In his 2007 book, "The Great Upheaval: America and the Birth of the Modern World, 1788-1800," historian Jay Winik writes that among Thomas Jefferson, Alexander Hamilton and James Madison, none "believed in political parties, which they feared would lead to 'rage,' 'dissolution,' and eventual 'ruin' of the republic..."
The latest poll from the Pew Research Center, "Partisan Polarization Surges in Bush, Obama Years," seems to indicate that the American people have come around to their way of thinking.
The poll, writes The New York Times, found that "the share of self-identified Republicans has declined over the last two decades to about 24 percent of the country, from about 31 percent. The share of Democrats has stayed about steady -- to 32 percent, from 33 percent -- while the share of independents has risen to 38 percent, from 29 percent."
And while "Americans of different races are no more polarized in their political views than they were 25 years ago," suggests the Times, the poll indicates that "Republicans have moved farther to the right -- on economic issues, at least -- than Democrats have move to the left" and the parties "appear to have lost some of the people who were closer to the middle of the political spectrum and retained those closer to the extremes."
In short, more Americans are ditching the big two political parties, leaving hardliners behind.

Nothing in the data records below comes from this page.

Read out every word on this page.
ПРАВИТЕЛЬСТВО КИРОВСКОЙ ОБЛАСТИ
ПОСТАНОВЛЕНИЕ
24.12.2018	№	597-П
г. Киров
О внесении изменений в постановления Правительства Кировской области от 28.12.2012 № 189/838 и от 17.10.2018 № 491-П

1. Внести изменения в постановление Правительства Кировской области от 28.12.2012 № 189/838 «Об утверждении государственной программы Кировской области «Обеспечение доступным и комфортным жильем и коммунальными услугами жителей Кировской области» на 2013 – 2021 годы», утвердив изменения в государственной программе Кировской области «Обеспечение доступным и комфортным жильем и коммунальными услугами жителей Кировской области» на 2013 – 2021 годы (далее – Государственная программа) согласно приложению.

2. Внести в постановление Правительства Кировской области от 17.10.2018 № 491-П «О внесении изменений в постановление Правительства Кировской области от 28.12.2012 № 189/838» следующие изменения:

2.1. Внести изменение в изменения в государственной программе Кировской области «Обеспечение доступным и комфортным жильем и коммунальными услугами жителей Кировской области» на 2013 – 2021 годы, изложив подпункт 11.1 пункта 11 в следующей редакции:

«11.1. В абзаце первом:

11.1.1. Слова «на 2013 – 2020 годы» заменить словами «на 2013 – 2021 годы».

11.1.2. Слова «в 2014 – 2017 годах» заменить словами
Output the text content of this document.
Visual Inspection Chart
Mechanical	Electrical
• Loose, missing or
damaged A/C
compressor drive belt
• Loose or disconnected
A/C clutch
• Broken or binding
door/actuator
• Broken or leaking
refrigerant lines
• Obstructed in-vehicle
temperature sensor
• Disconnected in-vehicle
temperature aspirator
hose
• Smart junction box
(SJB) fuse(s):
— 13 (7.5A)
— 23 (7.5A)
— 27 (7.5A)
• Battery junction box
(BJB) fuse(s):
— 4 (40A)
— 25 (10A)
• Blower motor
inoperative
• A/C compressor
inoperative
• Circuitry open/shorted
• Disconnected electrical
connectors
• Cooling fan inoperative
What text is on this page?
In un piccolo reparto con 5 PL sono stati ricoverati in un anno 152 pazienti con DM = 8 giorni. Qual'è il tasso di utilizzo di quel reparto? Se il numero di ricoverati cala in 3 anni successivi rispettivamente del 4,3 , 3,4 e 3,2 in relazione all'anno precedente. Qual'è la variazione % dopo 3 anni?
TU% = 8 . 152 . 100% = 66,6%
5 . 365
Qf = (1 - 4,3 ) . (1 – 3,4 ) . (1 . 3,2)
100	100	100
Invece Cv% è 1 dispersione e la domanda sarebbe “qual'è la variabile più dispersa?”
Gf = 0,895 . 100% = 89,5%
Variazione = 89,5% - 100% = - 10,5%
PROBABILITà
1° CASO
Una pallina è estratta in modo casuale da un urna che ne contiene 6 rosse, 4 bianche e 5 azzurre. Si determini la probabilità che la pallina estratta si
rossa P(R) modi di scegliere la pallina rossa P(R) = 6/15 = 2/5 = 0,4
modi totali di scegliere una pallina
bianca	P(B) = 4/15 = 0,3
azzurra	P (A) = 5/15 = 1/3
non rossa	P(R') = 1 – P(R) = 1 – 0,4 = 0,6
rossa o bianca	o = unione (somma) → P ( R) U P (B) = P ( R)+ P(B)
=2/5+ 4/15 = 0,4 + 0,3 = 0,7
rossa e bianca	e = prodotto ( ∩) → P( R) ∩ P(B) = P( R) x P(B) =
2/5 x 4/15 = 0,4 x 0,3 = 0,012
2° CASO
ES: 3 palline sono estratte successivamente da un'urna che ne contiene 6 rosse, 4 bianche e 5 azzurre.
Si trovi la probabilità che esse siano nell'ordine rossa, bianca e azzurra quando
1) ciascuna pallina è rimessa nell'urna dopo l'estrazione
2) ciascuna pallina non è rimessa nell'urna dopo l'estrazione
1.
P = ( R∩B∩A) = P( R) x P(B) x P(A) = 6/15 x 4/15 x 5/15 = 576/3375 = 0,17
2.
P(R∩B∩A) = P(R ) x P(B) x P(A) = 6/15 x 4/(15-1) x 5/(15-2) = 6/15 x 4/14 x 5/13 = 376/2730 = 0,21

The result? Political stagnation. So much for well-reasoned debate and consensus. So much for moving the country forward.
What appears to frustrate voters is that not enough members of either party seem capable, or interested, in solving our problems. Instead, their primary concern appears to be achieving and holding onto power and the perks of office. Democrats answer the problem of increasing debt with more debt. Republicans want to reduce the size and cost of government, but won't make meaningful cuts. The media play a major role in perpetuating the gridlock by mostly ignoring solutions, focusing instead on the political horse race and the names politicians call each other.
The response from Democrats to a serious proposal for repairing health care as proposed by House Budget Committee Chairman Paul Ryan (R-WI) was a TV ad in which an actor portraying Ryan tossed an elderly woman in a wheelchair over a cliff. This is not a serious response to a serious proposal. It is street theater.